Your heatmap should look full. Spend at least 30 minutes each day working on your projects
Make your embarrassing projects private
If you have stuff that's just for you, that's totally cool, but hide it! You don't want people you are trying to see your best work poking through old schoolwork.
#2 - A run-of-the-mill resume
Your resume should make you stand out. Employers are sifting through hundreds of resumes, make yours a little different. Please add some color, black on white is so boring and will make your resume identical at a glance to 90% of other resumes.
I have a whole post with some great example resumes, so be sure to check those out. That said, here are the key points:
- Spell and grammar check!
- Use color
- Avoid vague wording like "I'm a hard worker". Get specific and tell your story!
- Keep it short and sweet
- Tailor your resume to the job you're applying to
#3 - Going too broad
I've seen entry-level developers applying for React positions, full-stack Django positions, and backend DevOps positions all at once! Perhaps counterintuitively, being open to any kind of role will actually make it harder to find a job. Pick a more specific job description that fits your skills and what you're interested, then only apply to those roles.
For example, if you can decide you want to be a backend developer that writes Python and Go, all of a sudden it becomes really clear what skills you need to continue to develop. In that scenario, you would spend most of your time building Go and Python projects, and trying to become familiar with relevant technologies like PostgresQL, Mongo, RabbitMQ, and Kubernetes.
#4 - Ignoring computer science fundamentals
While I agree that you don't need a CS degree to become a successful developer, I think that a CS education will absolutely set you apart from 80% of entry-level candidates. You don't need to go to university to get a CS education. You can learn all you need online! My curriculum, Boot.dev is one such place you can learn online inexpensively.
#5 - Being "done" learning
You are never done learning as a developer.
When you finish school, a course, or a project, it doesn't mean you're "done". While on the job search you should still be building projects, taking courses, reading articles, or whatever else it is that you do to learn. In fact, being on the job search will create a feedback loop that informs you what you should be learning next. Use rejection to find your blindspots.
#6 - Creating low-effort content
I've heard people parroting the advice that you should be blogging as a developer to brand yourself as a "thought leader". I do think that blogging is a great hobby to have as a developer, but you should only be doing it if you have something you're passionate about saying.
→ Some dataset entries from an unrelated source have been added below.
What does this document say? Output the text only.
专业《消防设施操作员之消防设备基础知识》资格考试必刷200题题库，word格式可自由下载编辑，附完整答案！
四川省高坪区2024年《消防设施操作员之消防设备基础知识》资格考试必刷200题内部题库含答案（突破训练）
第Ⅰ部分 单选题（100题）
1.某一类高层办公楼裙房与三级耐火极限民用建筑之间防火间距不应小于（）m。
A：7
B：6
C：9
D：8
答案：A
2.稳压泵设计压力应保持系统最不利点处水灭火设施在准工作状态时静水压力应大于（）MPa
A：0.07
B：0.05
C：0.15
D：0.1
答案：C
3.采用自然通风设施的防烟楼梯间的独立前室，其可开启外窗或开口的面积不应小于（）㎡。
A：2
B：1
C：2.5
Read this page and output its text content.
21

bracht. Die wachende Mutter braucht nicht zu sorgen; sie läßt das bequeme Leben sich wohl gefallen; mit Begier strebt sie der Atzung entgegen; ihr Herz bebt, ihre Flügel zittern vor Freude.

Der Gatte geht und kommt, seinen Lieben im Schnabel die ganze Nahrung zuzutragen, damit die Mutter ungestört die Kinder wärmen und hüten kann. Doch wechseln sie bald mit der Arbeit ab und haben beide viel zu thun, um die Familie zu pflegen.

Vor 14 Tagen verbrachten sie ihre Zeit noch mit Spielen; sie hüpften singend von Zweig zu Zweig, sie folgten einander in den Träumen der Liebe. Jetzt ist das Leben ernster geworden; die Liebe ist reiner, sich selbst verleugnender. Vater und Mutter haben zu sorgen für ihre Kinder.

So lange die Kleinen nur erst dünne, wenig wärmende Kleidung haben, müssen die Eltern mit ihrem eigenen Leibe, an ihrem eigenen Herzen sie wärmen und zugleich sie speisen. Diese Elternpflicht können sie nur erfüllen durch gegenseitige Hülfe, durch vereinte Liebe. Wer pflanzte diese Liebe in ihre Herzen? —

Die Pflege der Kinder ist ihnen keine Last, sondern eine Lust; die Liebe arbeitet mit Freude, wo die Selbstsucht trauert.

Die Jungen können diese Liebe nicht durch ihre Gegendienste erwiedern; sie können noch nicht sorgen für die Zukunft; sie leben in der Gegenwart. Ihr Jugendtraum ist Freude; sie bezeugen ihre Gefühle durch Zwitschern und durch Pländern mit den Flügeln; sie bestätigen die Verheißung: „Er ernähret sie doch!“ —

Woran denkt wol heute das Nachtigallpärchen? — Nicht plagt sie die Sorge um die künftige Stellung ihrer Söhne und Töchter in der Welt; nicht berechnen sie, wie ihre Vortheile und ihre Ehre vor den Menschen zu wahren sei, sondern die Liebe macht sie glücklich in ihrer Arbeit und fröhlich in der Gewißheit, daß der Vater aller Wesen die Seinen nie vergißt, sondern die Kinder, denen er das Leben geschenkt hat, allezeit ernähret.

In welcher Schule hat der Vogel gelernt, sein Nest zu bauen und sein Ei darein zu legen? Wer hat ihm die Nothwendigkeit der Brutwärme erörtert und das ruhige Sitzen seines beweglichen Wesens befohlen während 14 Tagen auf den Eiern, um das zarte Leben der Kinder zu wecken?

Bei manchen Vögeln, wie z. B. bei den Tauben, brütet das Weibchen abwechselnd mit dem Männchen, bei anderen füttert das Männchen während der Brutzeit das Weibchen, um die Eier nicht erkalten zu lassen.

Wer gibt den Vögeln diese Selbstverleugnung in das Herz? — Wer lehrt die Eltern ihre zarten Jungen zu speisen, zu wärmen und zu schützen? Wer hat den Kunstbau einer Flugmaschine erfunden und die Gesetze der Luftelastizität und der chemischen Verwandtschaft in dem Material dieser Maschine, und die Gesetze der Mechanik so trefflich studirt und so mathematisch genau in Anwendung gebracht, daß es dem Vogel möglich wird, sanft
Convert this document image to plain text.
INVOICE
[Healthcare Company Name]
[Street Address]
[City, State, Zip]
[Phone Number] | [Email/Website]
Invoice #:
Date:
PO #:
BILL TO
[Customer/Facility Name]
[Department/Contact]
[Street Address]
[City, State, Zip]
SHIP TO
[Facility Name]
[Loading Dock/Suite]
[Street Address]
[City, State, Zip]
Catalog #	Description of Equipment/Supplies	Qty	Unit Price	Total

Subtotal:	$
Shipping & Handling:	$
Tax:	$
Don't create low-effort content because someone on the internet told you it would help.
Like with projects, having a couple really interesting technical articles is much better than ten boring ones. In fact, poor writing can hurt your image, so if you're going to write, spend some time making it great!
#7 - Not building a T-shaped skill set
By my observation, T-shaped developers tend to be the most successful. The vertical bar on the letter “T” represents depth of knowledge, while the horizontal bar represents breadth.
Once you decide the kind of developer you want to be (for example, a front-end Vue.js developer, a back-end Go developer, or a Unity game developer), you can start work on your "T shape". Spend 80% of your time building skills directly relevant to the work you want to do, and spend 20% of your time familiarizing yourself with a broad spectrum of interesting tools, technologies, and programming concepts.
#8 - Freelancing out of fear
I'm convinced freelancing is not easier than finding a full-time job for most people. If you're worried that you won't be able to land a full-time job because you don't think you do well in interviews, you'll almost certainly have a harder time marketing and selling your services to companies. Having a full-time job where you work with other experienced developers also offers valuable mentorship that you won't get on your own.